Constitutionality of charges argued in fatal 2012 Highland Park huffing case
The trial for a Highland Park driver accused of huffing computer dust cleaner minutes before striking and killing a 5-year-old girl was delayed Tuesday.
Lake County Judge James K. Booras requested more time to allow attorneys to argue the constitutionality of charging Carly Rousso, 19, with aggravated driving under the influence of an intoxicating compound in the September 2012 accident.

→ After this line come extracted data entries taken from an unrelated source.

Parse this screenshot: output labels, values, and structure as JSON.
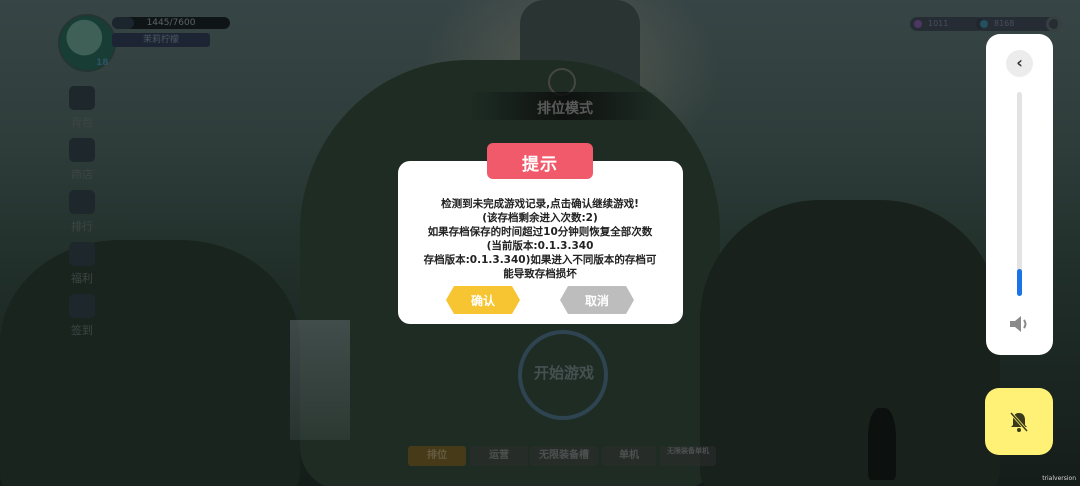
{
  "hud": {
    "hp_text": "1445/7600",
    "hp_fraction": 0.19,
    "player_name": "茉莉柠檬",
    "level": "18",
    "currency_1": "1011",
    "currency_2": "8168"
  },
  "side_menu": [
    {
      "label": "背包"
    },
    {
      "label": "商店"
    },
    {
      "label": "排行"
    },
    {
      "label": "福利"
    },
    {
      "label": "签到"
    }
  ],
  "mode_title": "排位模式",
  "start_label": "开始游戏",
  "tabs": [
    {
      "label": "排位",
      "active": true
    },
    {
      "label": "运营"
    },
    {
      "label": "无限装备槽"
    },
    {
      "label": "单机"
    },
    {
      "label": "无限装备单机"
    }
  ],
  "trial_text": "trialversion",
  "dialog": {
    "title": "提示",
    "lines": [
      "检测到未完成游戏记录,点击确认继续游戏!",
      "(该存档剩余进入次数:2)",
      "如果存档保存的时间超过10分钟则恢复全部次数",
      "(当前版本:0.1.3.340",
      "存档版本:0.1.3.340)如果进入不同版本的存档可",
      "能导致存档损坏"
    ],
    "confirm_label": "确认",
    "cancel_label": "取消"
  },
  "volume": {
    "level": 0.13
  },
  "colors": {
    "dialog_title_bg": "#f05a6a",
    "confirm_bg": "#f7c531",
    "cancel_bg": "#bdbdbd",
    "volume_fill": "#1a73e8",
    "bell_bg": "#fff176"
  }
}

Rousso's attorneys argue it is unconstitutional to charge her with aggravated DUI because Illinois does not specifically list the computer cleaner or its main compound, difluoroethane, as intoxicating.
However, Assistant State's Attorney Michael Ori said legislators used a "catchall" phrase when drafting the legislation to ensure defendants who intentionally become impaired and intoxicated off any substance are charged with a crime.
"What we have here is a situation where the legislature could not list every single substance that someone would ingest to become intoxicated," Ori explained. "This defendant ingested a substance ... for the sole purpose of intoxicating herself."
Rousso faces four counts of aggravated driving under the influence of an intoxicating compound and a single count of reckless homicide for her role in the accident that killed Jaclyn Santos-Sacramento.
Authorities said Rousso was "huffing" the computer dust cleaner moments before crashing a family-owned Lexus into Santos-Sacramento and her family as they walked on the 700 block of Central Avenue in Highland Park.
The girl's mother and two brothers also were injured but survived.
Rousso could spend 26 years in prison if found guilty of the most serious charges of aggravated DUI.
Defense attorney Doug Zeit filed a motion last month seeking to dismiss those charges against Rousso because the chemical has not been specifically listed as intoxicating in some states, including Illinois.
Zeit said Illinois officials have not definitively ruled on whether difluoroethane is considered an intoxicating compound. For the charge to be filed against Rousso, the chemical would need to be definitively considered intoxicating, he said.
He also said the "catchall" law in place in Illinois means a person who takes allergy medication could be charged with aggravated DUI should they be involved in an accident.
"I understand what the legislature was trying to do, but we all know the legislature doesn't always get it right," Zeit argued.
Booras was initially expected to rule on the issue Tuesday but decided he wanted more time to research the argument. To extend the hearing and give both sides more time to argue, he pushed back Rousso's trial date to Feb. 7.
However, Rousso will return to court Thursday for a quick hearing to decide whether she will be allowed to fly to Arizona to visit a sick relative.